A veces la intuición anticipaba a las movidas. Fidel Castro y Hugo Chávez estuvieron presentes en la jura. Por entonces Kirchner no estaba convencido de dedicarse mucho a la política internacional, menos aún de viajar fuera del país. Le parecía una pérdida de tiempo con tantas urgencias pendientes en la Argentina. A la vez, no terminaba de empatizar con el caribeño Chávez ni con el brasileño Lula da Silva. Se adaptó pronto porque asumió que la política exterior era un capítulo de la doméstica o viceversa. A los dos años, se tiraba paredes con Lula, ambos “conducían” al líder bolivariano (como éste mismo reconoció) en la Cumbre del ALCA o lo persuadían para que se jugase convocando al referéndum revocatorio. Redondeó el ciclo, durante el primer mandato de Cristina Fernández de Kirchner, aceptando la presidencia de UNASUR que asumió mientras poroteaba voto a voto en el Congreso para garantizar la ley de Matrimonio Igualitario. La única que votó en Diputados.
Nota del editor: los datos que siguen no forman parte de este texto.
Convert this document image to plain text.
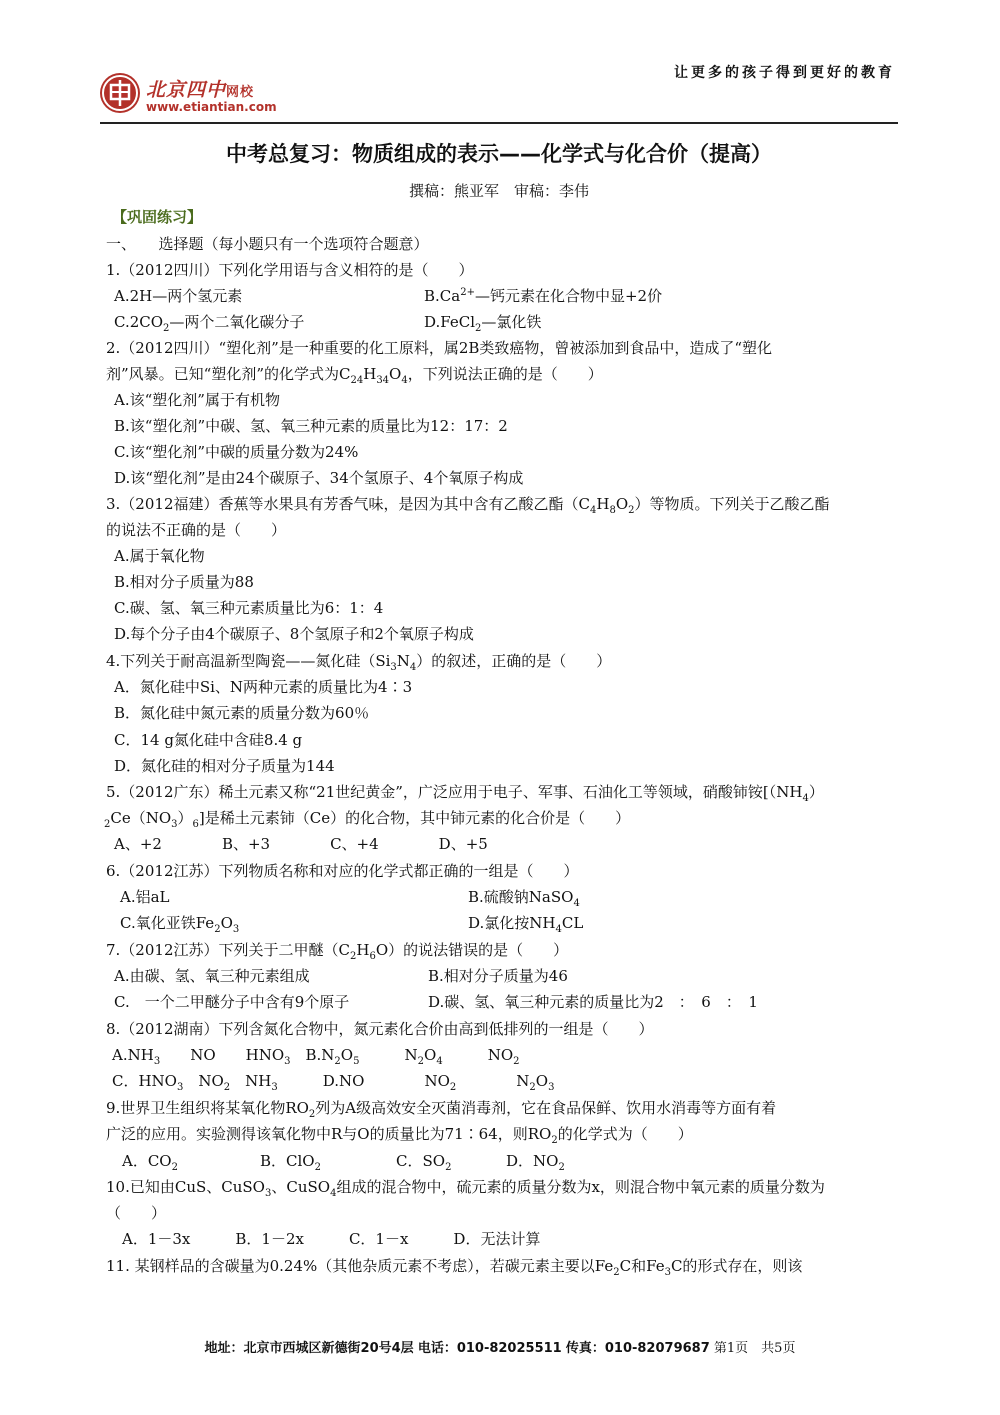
北京四中网校
www.etiantian.com
让更多的孩子得到更好的教育
中考总复习：物质组成的表示——化学式与化合价（提高）
撰稿：熊亚军　审稿：李伟
【巩固练习】
一、　　选择题（每小题只有一个选项符合题意）
1.（2012四川）下列化学用语与含义相符的是（　　）
A.2H—两个氢元素	$B.Ca^{2+}—$钙元素在化合物中显+2价
$C.2CO_2—$两个二氧化碳分子	D.FeCl$_2$—氯化铁
2.（2012四川）“塑化剂”是一种重要的化工原料，属2B类致癌物，曾被添加到食品中，造成了“塑化
剂”风暴。已知“塑化剂”的化学式为$C_{24}H_{34}O_4$，下列说法正确的是（　　）
A.该“塑化剂”属于有机物
B.该“塑化剂”中碳、氢、氧三种元素的质量比为12：17：2
C.该“塑化剂”中碳的质量分数为24%
D.该“塑化剂”是由24个碳原子、34个氢原子、4个氧原子构成
3.（2012福建）香蕉等水果具有芳香气味，是因为其中含有乙酸乙酯$(C_4H_8O_2)$等物质。下列关于乙酸乙酯
的说法不正确的是（　　）
A.属于氧化物
B.相对分子质量为88
C.碳、氢、氧三种元素质量比为6：1：4
D.每个分子由4个碳原子、8个氢原子和2个氧原子构成
4.下列关于耐高温新型陶瓷——氮化硅$(Si_3N_4)$的叙述，正确的是（　　）
A．氮化硅中Si、N两种元素的质量比为4∶3
B．氮化硅中氮元素的质量分数为60％
C．14 g氮化硅中含硅8.4 g
D．氮化硅的相对分子质量为144
5.（2012广东）稀土元素又称“21世纪黄金”，广泛应用于电子、军事、石油化工等领域，硝酸铈铵[$(NH_4)$
$_2Ce(NO_3)_6$]是稀土元素铈（Ce）的化合物，其中铈元素的化合价是（　　）
A、+2　　　　B、+3　　　　C、+4　　　　D、+5
6.（2012江苏）下列物质名称和对应的化学式都正确的一组是（　　）
A.铝aL	B.硫酸钠NaSO$_4$
C.氧化亚铁$Fe_2O_3$	D.氯化按$NH_4CL$
7.（2012江苏）下列关于二甲醚$(C_2H_6O)$的说法错误的是（　　）
A.由碳、氢、氧三种元素组成	B.相对分子质量为46
C.　一个二甲醚分子中含有9个原子	D.碳、氢、氧三种元素的质量比为2　：　6　：　1
8.（2012湖南）下列含氮化合物中，氮元素化合价由高到低排列的一组是（　　）
$A.NH_3$　　NO　　$HNO_3$　$B.N_2O_5$　　　$N_2O_4$　　　$NO_2$
C．$HNO_3$　$NO_2$　$NH_3$　　　D.NO　　　　$NO_2$　　　　$N_2O_3$
9.世界卫生组织将某氧化物$RO_2$列为A级高效安全灭菌消毒剂，它在食品保鲜、饮用水消毒等方面有着
广泛的应用。实验测得该氧化物中R与O的质量比为71∶64，则$RO_2$的化学式为（　　）
A．$CO_2$	B．ClO$_2$	C．$SO_2$	D．$NO_2$
10.已知由CuS、CuSO$_3$、CuSO$_4$组成的混合物中，硫元素的质量分数为x，则混合物中氧元素的质量分数为
（　　）
A．1－3x　　　B．1－2x　　　C．1－x　　　D．无法计算
11. 某钢样品的含碳量为0.24%（其他杂质元素不考虑），若碳元素主要以$Fe_2C$和$Fe_3C$的形式存在，则该
地址：北京市西城区新德街20号4层 电话：010-82025511 传真：010-82079687 第1页　共5页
Se fotografió en las primeras paritarias que empujo favoreciendo a los sindicatos, en la recuperación de sentido del Consejo del Salario. Las instituciones se reconfiguraban: trabajadores recuperaban terreno en la puja distributiva, con el apoyo del Estado. Suele evocarse que anotaba en un cuadernito indicadores económicos, atento a los equilibrios fiscales. También seguía mes a mes los indicadores sobre desempleo, creación de puestos de trabajo. Comprendía y predicaba que la autoestima de un laburante depende de tener conchabo digno, de poder educar a los hijos, de comer un asado los domingos. Puso en cuestión cien veces al "pejotismo" al que traccionó a izquierda sin poder vencerlo. El peronismo le brotaba por los poros cuando activaba la redistribución de ingresos, el regreso de derechos conculcados.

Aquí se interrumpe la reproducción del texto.